Earlier overland removal of the Choctaws, Creeks, and
Chickasaws had demonstrated the efficacy of establishing supply stations,
depending on terrain, where rations for the people and forage for animals were
amassed. These distances between supply points are often reflected in the daily
marches of removal contingents. The first stop for Cherokee removal parties on
the State Road south of the Missouri line was in Section 36 of Township 21
North, Range 29 West, presently within the bounds of the Military Park, then on
William Reddick’s farm.5
Reddick (1784-1852) was a
Tennesseean who had migrated to Arkansas by way of Indiana and Illinois,
settling on Sugar Creek apparently
in the early 1830s, as did his son-in-law Samuel Burks, a native of
Illinois.
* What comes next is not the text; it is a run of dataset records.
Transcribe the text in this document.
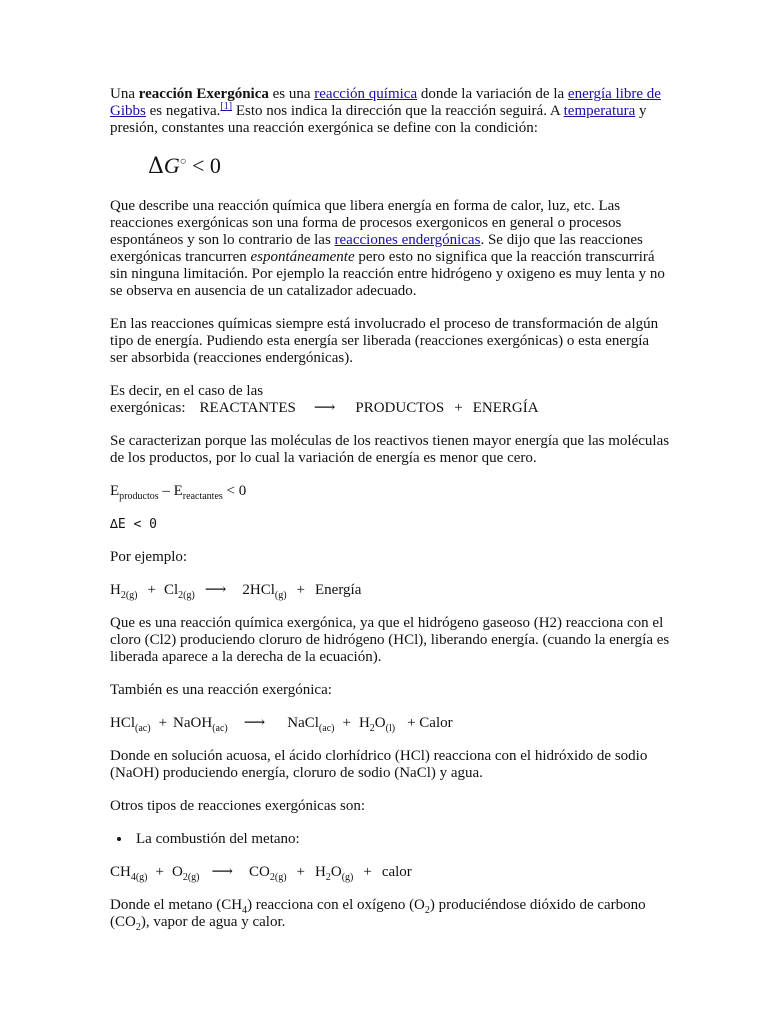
Una reacción Exergónica es una reacción química donde la variación de la energía libre de Gibbs es negativa.[1] Esto nos indica la dirección que la reacción seguirá. A temperatura y presión, constantes una reacción exergónica se define con la condición:

ΔG○ < 0

Que describe una reacción química que libera energía en forma de calor, luz, etc. Las reacciones exergónicas son una forma de procesos exergonicos en general o procesos espontáneos y son lo contrario de las reacciones endergónicas. Se dijo que las reacciones exergónicas trancurren espontáneamente pero esto no significa que la reacción transcurrirá sin ninguna limitación. Por ejemplo la reacción entre hidrógeno y oxigeno es muy lenta y no se observa en ausencia de un catalizador adecuado.

En las reacciones químicas siempre está involucrado el proceso de transformación de algún tipo de energía. Pudiendo esta energía ser liberada (reacciones exergónicas) o esta energía ser absorbida (reacciones endergónicas).

Es decir, en el caso de las
exergónicas: REACTANTES ⟶ PRODUCTOS + ENERGÍA

Se caracterizan porque las moléculas de los reactivos tienen mayor energía que las moléculas de los productos, por lo cual la variación de energía es menor que cero.

$E_{productos} - E_{reactantes} < 0$

∆E < 0

Por ejemplo:

$H_{2(g)} + Cl_{2(g)}$ ⟶ 2HCl$_{(g)}$ + Energía

Que es una reacción química exergónica, ya que el hidrógeno gaseoso (H2) reacciona con el cloro (Cl2) produciendo cloruro de hidrógeno (HCl), liberando energía. (cuando la energía es liberada aparece a la derecha de la ecuación).

También es una reacción exergónica:

HCl$_{(ac)}$ + NaOH$_{(ac)}$ ⟶ NaCl$_{(ac)}$ + $H_2O_{(l)}$ + Calor

Donde en solución acuosa, el ácido clorhídrico (HCl) reacciona con el hidróxido de sodio (NaOH) produciendo energía, cloruro de sodio (NaCl) y agua.

Otros tipos de reacciones exergónicas son:

• La combustión del metano:

$CH_{4(g)} + O_{2(g)}$ ⟶ $CO_{2(g)} + H_2O_{(g)}$ + calor

Donde el metano $(CH_4)$ reacciona con el oxígeno $(O_2)$ produciéndose dióxido de carbono $(CO_2)$, vapor de agua y calor.
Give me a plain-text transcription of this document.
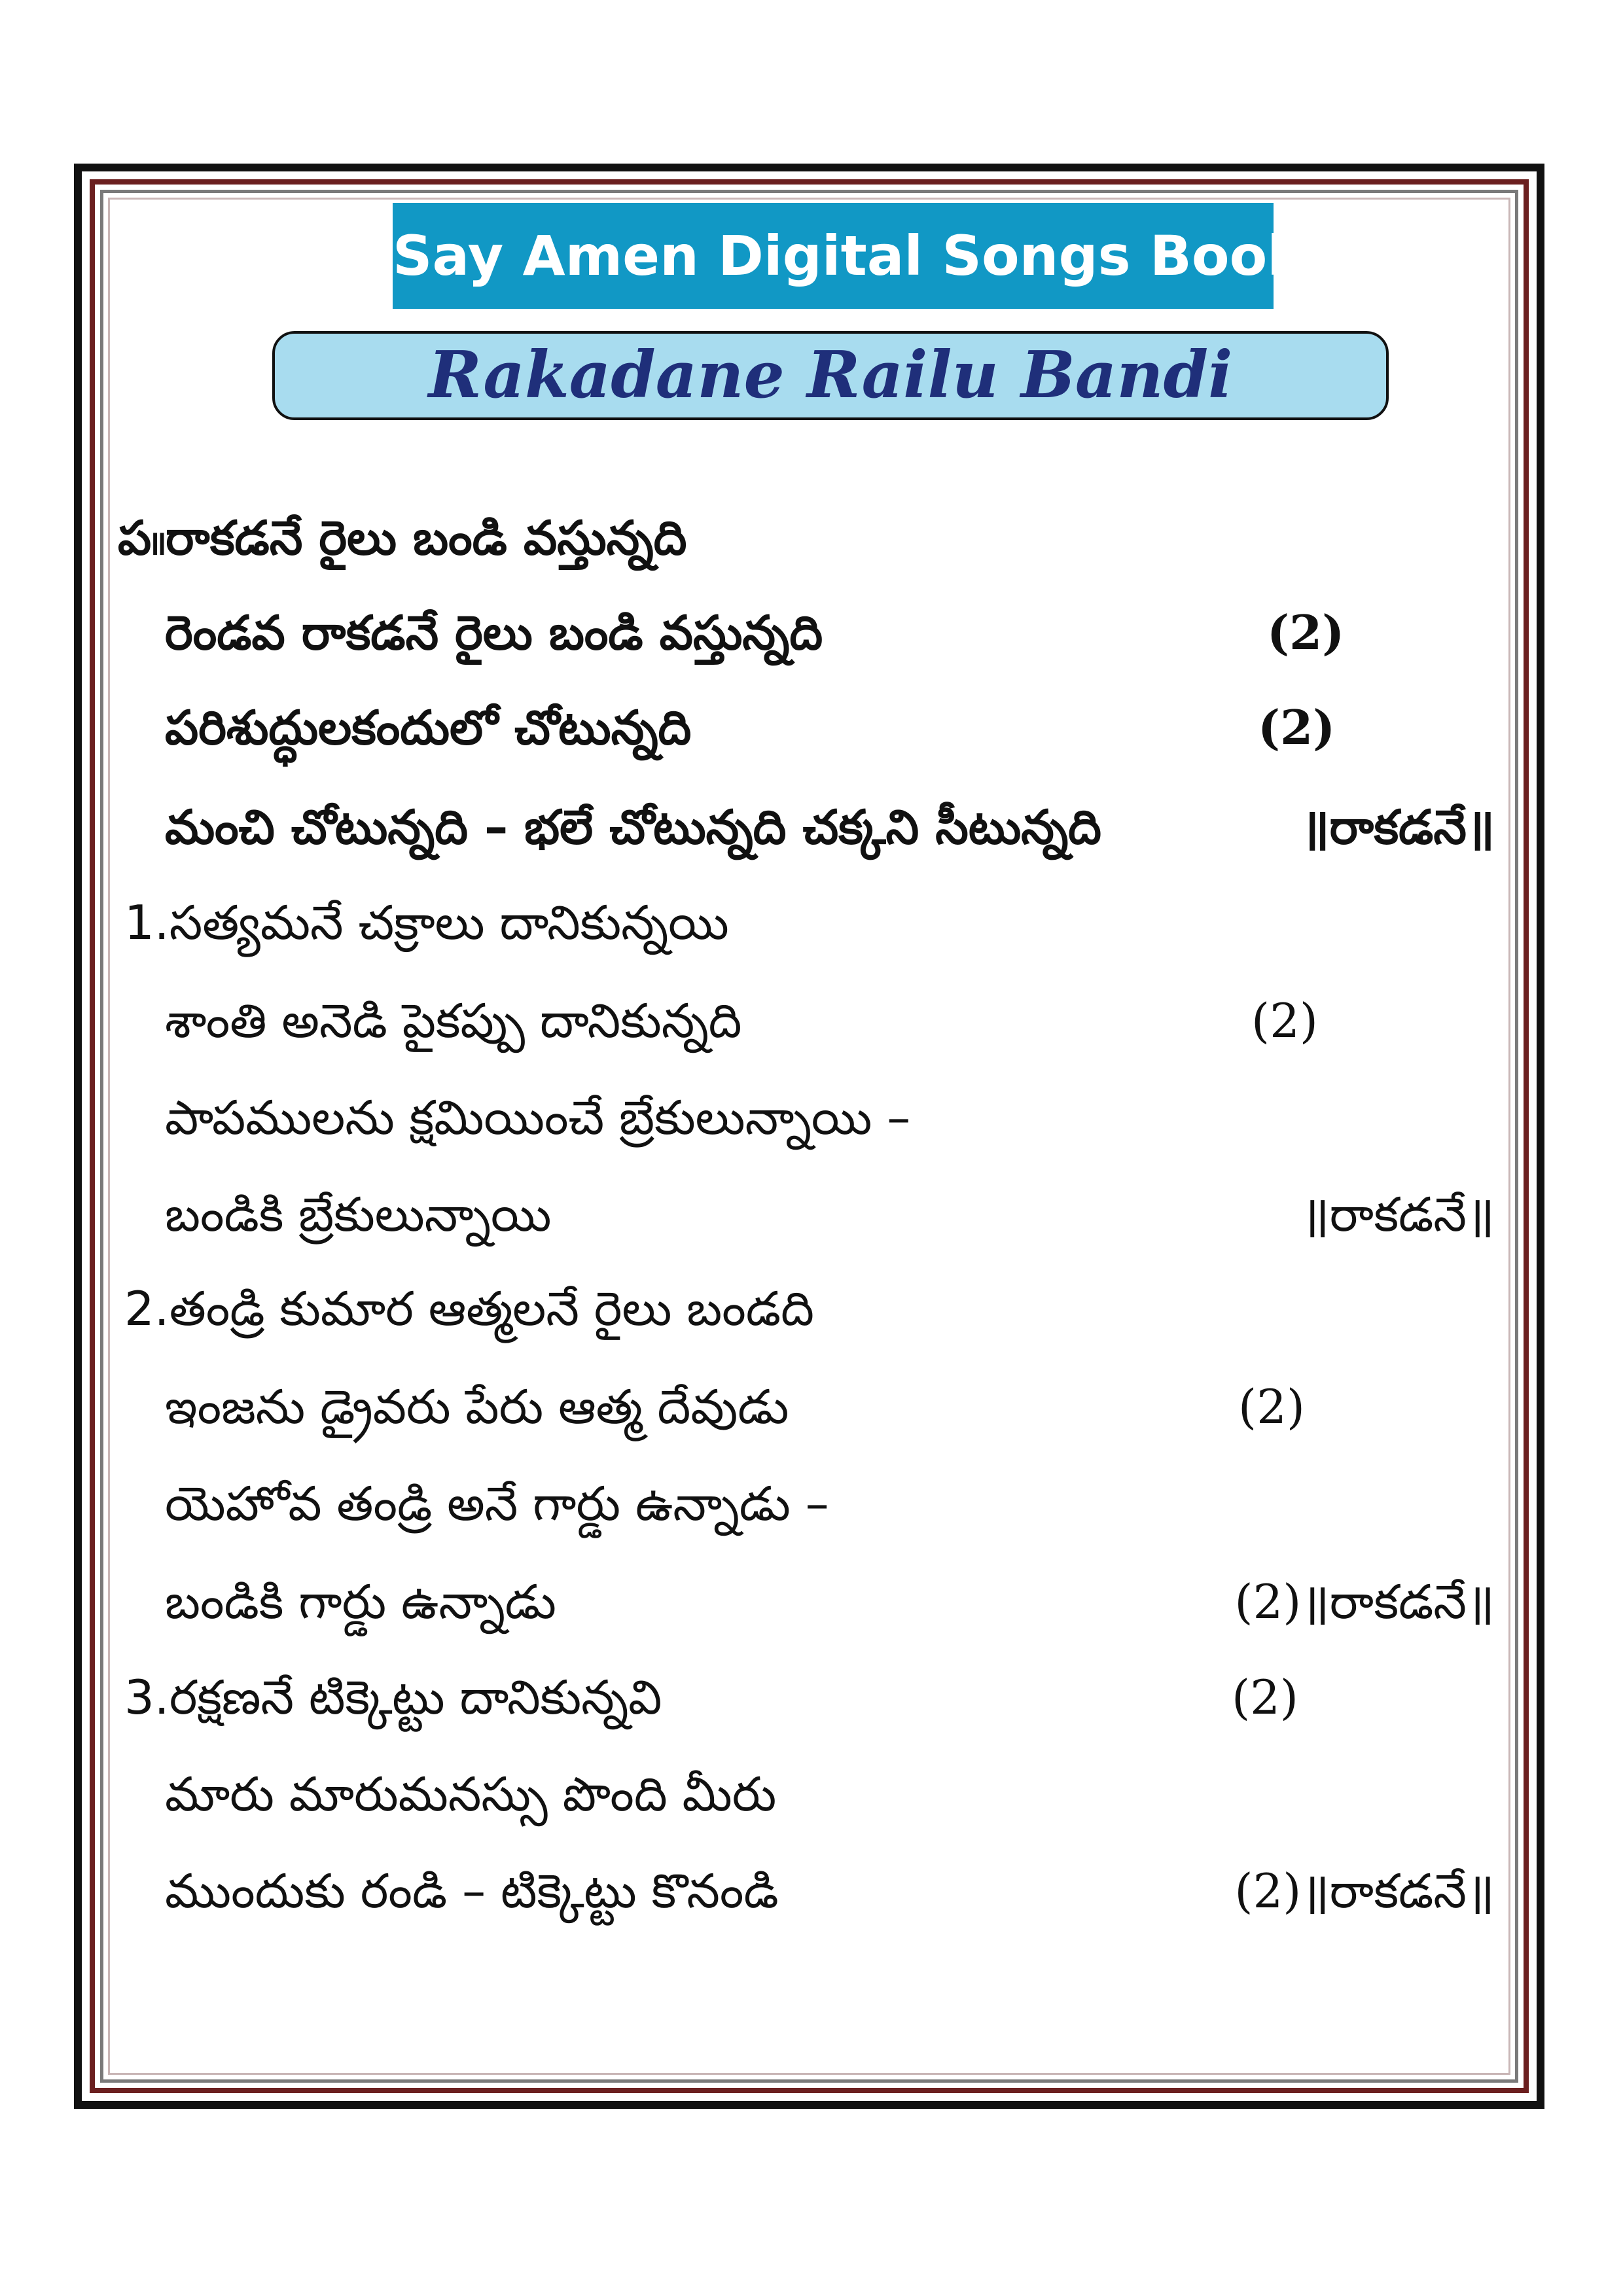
Say Amen Digital Songs Book
Rakadane Railu Bandi
ప။రాకడనే రైలు బండి వస్తున్నది
రెండవ రాకడనే రైలు బండి వస్తున్నది	(2)
పరిశుద్ధులకందులో చోటున్నది	(2)
మంచి చోటున్నది – భలే చోటున్నది చక్కని సీటున్నది	॥రాకడనే॥
1.సత్యమనే చక్రాలు దానికున్నయి
శాంతి అనెడి పైకప్పు దానికున్నది	(2)
పాపములను క్షమియించే బ్రేకులున్నాయి –
బండికి బ్రేకులున్నాయి	॥రాకడనే॥
2.తండ్రి కుమార ఆత్మలనే రైలు బండది
ఇంజను డ్రైవరు పేరు ఆత్మ దేవుడు	(2)
యెహోవ తండ్రి అనే గార్డు ఉన్నాడు –
బండికి గార్డు ఉన్నాడు	(2)॥రాకడనే॥
3.రక్షణనే టిక్కెట్టు దానికున్నవి	(2)
మారు మారుమనస్సు పొంది మీరు
ముందుకు రండి – టిక్కెట్టు కొనండి	(2)॥రాకడనే॥
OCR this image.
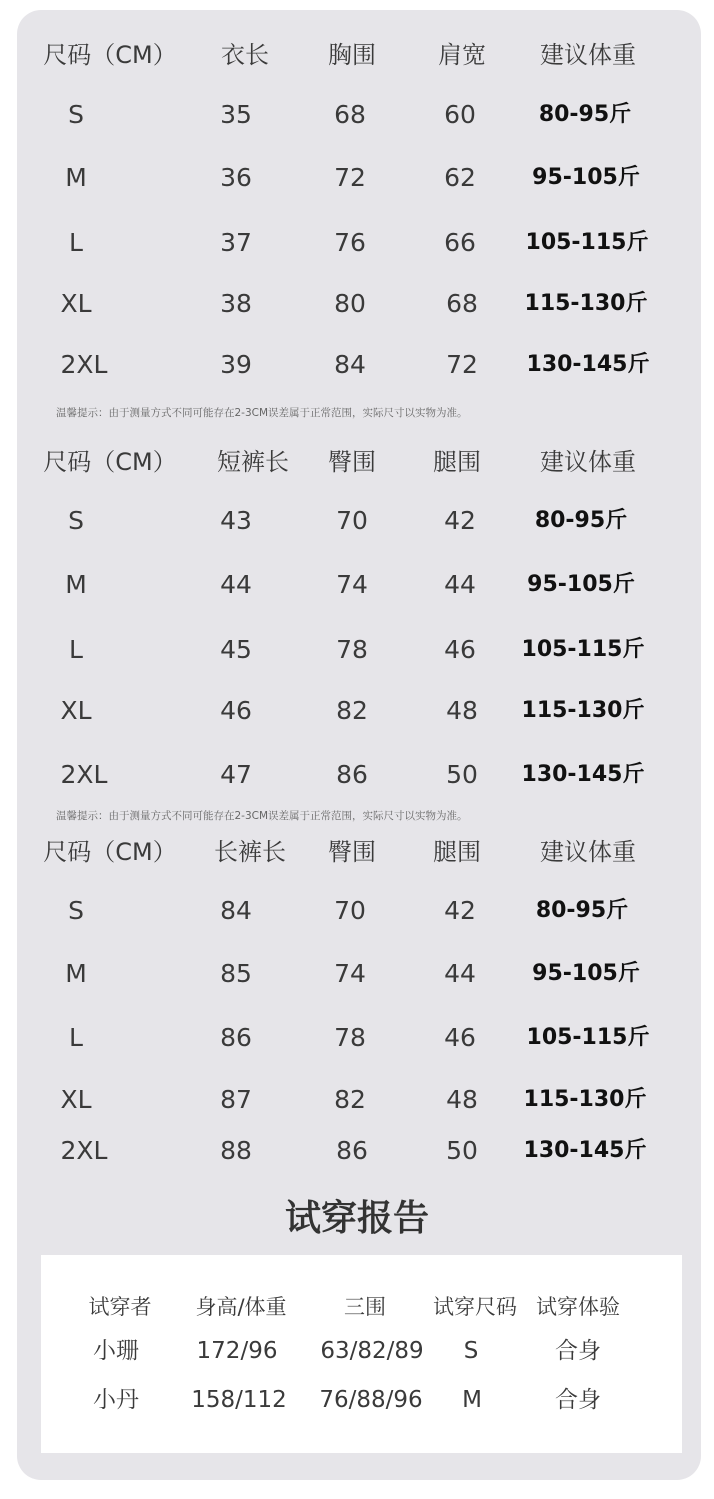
尺码（CM） 衣长 胸围	肩宽 建议体重
S	35	68	60	80-95斤
M	36	72	62	95-105斤
L	37	76	66 105-115斤
XL	38	80	68 115-130斤
2XL	39	84	72 130-145斤
温馨提示：由于测量方式不同可能存在2-3CM误差属于正常范围，实际尺寸以实物为准。
尺码（CM） 短裤长 臀围 腿围 建议体重
S	43	70	42	80-95斤
M	44	74	44 95-105斤
L	45	78	46 105-115斤
XL	46	82	48 115-130斤
2XL	47	86	50 130-145斤
温馨提示：由于测量方式不同可能存在2-3CM误差属于正常范围，实际尺寸以实物为准。
尺码（CM） 长裤长 臀围 腿围 建议体重
S	84	70	42	80-95斤
M	85	74	44	95-105斤
L	86	78	46 105-115斤
XL	87	82	48 115-130斤
2XL	88	86	50 130-145斤
试穿报告
试穿者 身高/体重	三围 试穿尺码 试穿体验
小珊	172/96 63/82/89 S	合身
小丹 158/112 76/88/96 M	合身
Reddick built Elkhorn Tavern, the establishment which has
dominated the Pea Ridge Site’s history, but did so after removal, for as
late as 1842 his residence was described as a log cabin, though some early
descriptions suggest that it was a two-story log structure.6
From 1837 through the spring of 1839, Reddick and his neighbors watched thousands of Cherokees move south along the State Road on their way
to Indian Territory under provisions of the Treaty of 1835. By the time the
Cherokees crossed the southern boundary of Missouri and entered the segment
of road now in the Military Park, they were only a few days’ travel from the
end of their overland trek that had taken them from their eastern homeland
through Tennessee, Kentucky, Illinois, and Missouri. Although as many as
twelve removal contingents may have traveled through the Pea Ridge National
Military Park Site, the following report focuses on only three, whose
presence at the site on particular dates has been established with some
certainty: the B. B. Cannon contingent of 1837 and the Richard Taylor and
Peter Hilderbrand contingents of 1838-1839.